Ein Stirnholz-Schneidebrett überzeugt durch seine besondere Optik mit stehenden Jahresringen und ist deutlich robuster als herkömmliche Bretter. Die härtere Stirnseite des Holzes schont die Messerklinge und lässt feine Schnitte durch den regenerativen Effekt von selbst wieder zuwachsen. Das macht Stirnholz besonders langlebig und ideal für den täglichen Einsatz in der Küche.
Beim Längsholzbrett verlaufen die Holzfasern waagerecht zur Schnittoberfläche. Das Brett ist etwas leichter, günstiger in der Herstellung und trotzdem robust genug für den täglichen Einsatz in Deiner Küche.
Reinigung: Nach jedem Gebrauch mit warmem Wasser und Spülmittel reinigen. Nicht in die Spülmaschine geben!
Trocknen & Lagern: Direkt abtrocknen und stehend lagern.
Schutz: Vor direkter Sonne und extremen Temperaturen schützen.
Pflege: Du kannst dein Brett bei Bedarf leicht mit feinem Schleifpapier abschleifen, um kleine Gebrauchsspuren zu entfernen.
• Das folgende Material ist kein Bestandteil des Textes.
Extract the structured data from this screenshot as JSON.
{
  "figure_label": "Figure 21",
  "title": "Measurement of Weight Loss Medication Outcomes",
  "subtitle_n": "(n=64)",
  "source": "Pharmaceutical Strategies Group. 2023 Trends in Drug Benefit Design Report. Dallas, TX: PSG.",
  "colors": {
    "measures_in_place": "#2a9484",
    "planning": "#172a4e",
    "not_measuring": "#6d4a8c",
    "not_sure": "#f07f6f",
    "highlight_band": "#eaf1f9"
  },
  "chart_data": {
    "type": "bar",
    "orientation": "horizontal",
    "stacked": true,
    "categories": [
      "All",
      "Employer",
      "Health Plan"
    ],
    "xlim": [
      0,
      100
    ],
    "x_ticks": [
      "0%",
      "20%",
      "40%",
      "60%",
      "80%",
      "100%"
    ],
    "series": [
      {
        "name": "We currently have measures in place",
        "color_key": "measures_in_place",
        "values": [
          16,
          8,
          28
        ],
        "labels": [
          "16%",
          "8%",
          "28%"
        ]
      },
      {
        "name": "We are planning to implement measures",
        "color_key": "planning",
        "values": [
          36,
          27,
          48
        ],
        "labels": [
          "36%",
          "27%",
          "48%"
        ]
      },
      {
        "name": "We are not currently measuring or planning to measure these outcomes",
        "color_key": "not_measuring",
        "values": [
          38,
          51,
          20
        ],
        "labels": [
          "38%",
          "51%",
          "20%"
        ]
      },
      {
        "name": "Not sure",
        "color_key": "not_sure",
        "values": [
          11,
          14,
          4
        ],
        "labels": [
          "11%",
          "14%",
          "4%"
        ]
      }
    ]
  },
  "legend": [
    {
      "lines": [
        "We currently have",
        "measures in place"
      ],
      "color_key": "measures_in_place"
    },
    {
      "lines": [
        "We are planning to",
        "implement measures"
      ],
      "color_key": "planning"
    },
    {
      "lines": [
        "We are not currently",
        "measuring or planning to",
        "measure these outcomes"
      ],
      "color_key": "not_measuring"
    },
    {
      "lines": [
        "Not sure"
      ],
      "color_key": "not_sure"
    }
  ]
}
Danach etwas Öl (ich empfehle Leinöl) mit einem Küchenpapier auftragen, gut einziehen lassen und überschüssiges Öl abwischen.
Wichtig: Das ölgetränkte Tuch auswaschen, ausgebreitet trocknen lassen und sicher entsorgen – ölige Lappen können sich unter Umständen selbst entzünden.
Holz hat viele Vorteile gegenüber Kunststoff: Es ist ein natürlicher Werkstoff, der nicht nur langlebig, sondern auch besonders messerschonend ist. Außerdem hat Holz von Natur aus antibakterielle Eigenschaften. Bakterien ziehen sich in die Poren zurück und sterben dort nach kurzer Zeit ab. Zudem entstehen beim Schneiden weniger tiefe Rillen als bei Kunststoff, in denen sich Keime sammeln könnten.
Und: Ein Holzbrett sieht einfach schöner aus und fühlt sich hochwertiger an.
Zuerst trenne ich mit der Säge die Baumkante der Holzbohle ab, sodass eine gerade Kante entsteht. Danach schneide ich das Holz in gleichmäßige Streifen. Diese bilden das Fundament für das spätere Brett.
Nun richte ich die Holzfläche plan und rechtwinklig ab, um eine gerade Bezugskante und -fläche für die weitere Bearbeitung zu schaffen. Die abgerichteten Streifen hobele ich. So entsteht eine glatte Oberfläche.
Ich leime die Streifen zusammen, um eine stabile Struktur zu schaffen.
Nachdem der Leim getrocknet ist, schneide ich das Brett quer zum vorher gelegten Muster. Die einzelnen Lamellen drehe ich so, dass die Stirnseite – also die harte, robuste Holzfaser – nach oben zeigt.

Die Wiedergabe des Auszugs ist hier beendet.